Samsung poszerzył program samodzielnej naprawy na 9 rynków europejskich, w tym na Polskę. Umożliwia on użytkownikom reparację smartfonów z serii Galaxy S20, S21 i S22. Koncern pozwolił tym samym na dostęp do oryginalnych narzędzi, części zamiennych, jak też instrukcji naprawy. Uzasadnia, że celem jest wydłużenie cyklu życia urządzeń.

Użytkownicy mogą wymienić wyświetlacz, tylne szkło i porty ładowania oraz zachować narzędzia, by z nich skorzystać w razie potrzeby.

Przykładowy koszt to ok. 1,4 tys. zł za wyświetlacz do S22 i ok. 130 zł za narzędzia.

Na polskim rynku w ramach programu Samsung współpracuje z AWSO, niemieckim specjalistą od obsługi posprzedażnej i elektroniki w Europie, który jest autoryzowanym dystrybutorem Samsunga i zapewnia dostępność części. ASWO zaopatruje 36 krajów.

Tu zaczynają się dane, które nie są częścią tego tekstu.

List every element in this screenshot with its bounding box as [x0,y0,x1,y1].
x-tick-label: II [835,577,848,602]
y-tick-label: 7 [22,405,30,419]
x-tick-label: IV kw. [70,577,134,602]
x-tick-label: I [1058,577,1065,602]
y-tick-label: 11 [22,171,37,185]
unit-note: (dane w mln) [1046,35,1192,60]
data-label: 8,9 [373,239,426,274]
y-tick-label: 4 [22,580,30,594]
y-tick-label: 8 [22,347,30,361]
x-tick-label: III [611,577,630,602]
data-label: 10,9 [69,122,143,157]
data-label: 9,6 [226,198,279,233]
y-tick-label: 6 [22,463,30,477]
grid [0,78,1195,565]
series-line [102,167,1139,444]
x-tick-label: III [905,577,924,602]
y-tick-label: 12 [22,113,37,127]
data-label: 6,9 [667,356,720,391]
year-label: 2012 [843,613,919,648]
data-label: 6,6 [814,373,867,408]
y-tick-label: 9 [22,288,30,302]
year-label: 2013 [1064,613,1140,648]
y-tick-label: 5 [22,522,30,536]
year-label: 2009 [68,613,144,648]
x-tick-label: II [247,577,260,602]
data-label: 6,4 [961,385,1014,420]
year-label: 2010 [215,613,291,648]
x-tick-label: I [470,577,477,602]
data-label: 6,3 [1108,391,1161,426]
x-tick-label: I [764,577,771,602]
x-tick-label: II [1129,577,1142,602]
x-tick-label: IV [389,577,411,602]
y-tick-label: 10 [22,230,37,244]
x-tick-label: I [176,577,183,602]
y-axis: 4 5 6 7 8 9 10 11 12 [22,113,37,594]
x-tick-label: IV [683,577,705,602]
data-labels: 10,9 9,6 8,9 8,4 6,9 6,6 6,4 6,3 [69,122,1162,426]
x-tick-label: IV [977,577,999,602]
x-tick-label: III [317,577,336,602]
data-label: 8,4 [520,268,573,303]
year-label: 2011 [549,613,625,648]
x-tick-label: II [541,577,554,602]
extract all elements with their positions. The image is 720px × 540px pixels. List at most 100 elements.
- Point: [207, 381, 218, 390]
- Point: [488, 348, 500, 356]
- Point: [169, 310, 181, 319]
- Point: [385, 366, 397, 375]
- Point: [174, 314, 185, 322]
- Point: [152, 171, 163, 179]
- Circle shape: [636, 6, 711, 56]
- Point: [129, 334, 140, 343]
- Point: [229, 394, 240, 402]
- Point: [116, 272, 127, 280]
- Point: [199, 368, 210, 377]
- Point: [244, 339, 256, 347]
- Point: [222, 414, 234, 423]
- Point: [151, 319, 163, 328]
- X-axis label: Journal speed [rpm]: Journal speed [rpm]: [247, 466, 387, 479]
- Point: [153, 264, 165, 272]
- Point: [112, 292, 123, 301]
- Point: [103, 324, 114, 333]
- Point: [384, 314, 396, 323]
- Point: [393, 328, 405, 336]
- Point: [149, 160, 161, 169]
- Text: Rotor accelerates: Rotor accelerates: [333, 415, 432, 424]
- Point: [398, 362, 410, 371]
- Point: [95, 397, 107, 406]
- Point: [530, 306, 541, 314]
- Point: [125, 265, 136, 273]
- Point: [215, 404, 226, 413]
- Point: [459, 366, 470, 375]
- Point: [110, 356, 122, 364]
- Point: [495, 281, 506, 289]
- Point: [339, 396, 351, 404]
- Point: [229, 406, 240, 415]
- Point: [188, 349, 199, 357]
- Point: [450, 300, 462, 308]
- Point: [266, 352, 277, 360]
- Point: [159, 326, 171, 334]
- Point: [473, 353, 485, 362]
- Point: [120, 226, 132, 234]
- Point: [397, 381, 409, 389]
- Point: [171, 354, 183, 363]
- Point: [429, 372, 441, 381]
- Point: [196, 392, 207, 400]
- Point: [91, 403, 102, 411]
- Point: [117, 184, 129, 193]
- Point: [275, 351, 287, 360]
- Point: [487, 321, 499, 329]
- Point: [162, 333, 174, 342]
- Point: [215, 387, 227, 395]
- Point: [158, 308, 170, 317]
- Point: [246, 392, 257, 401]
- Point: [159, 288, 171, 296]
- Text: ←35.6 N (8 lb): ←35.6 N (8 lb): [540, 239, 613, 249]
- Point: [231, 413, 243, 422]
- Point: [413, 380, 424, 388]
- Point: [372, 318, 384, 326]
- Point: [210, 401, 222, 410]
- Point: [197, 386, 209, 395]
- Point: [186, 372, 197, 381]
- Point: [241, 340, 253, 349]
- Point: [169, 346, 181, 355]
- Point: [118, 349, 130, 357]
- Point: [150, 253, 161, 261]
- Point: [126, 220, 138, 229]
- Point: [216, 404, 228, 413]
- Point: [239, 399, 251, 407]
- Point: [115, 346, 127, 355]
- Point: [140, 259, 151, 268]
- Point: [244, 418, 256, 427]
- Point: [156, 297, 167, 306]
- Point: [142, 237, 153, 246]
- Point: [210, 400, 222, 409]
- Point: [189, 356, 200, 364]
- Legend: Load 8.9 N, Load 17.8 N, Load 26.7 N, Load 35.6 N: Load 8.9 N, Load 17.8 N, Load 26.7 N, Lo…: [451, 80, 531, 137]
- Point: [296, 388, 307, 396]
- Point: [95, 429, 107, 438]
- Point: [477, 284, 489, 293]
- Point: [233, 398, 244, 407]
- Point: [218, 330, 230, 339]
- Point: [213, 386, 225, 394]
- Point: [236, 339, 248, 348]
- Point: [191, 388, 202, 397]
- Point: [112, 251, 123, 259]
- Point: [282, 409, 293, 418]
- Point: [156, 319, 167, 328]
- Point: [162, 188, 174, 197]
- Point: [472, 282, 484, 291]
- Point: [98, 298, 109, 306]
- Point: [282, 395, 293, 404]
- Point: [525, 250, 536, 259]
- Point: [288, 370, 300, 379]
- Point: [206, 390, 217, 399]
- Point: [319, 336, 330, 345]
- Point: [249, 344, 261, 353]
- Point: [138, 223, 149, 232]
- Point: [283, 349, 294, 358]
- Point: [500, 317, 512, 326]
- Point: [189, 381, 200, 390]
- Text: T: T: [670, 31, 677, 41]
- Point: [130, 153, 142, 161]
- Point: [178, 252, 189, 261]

Klient może kupić takie elementy telefonu jak wyświetlacz, metalowa oprawa, ramki i bateria. Nie jest zalecana samodzielna wymiana “spuchniętego” akumulatora. Producent radzi złożyć w tym celu wizytę w punkcie profesjonalnej naprawy sprzętu Samsunga.

Samsung wchodzi na polski rynek z programem samodzielnej naprawy po Apple’u, który w ub.r. umożliwił użytkownikom nad Wisłą naprawę iPhone’ów i Mac’ów na własną rękę.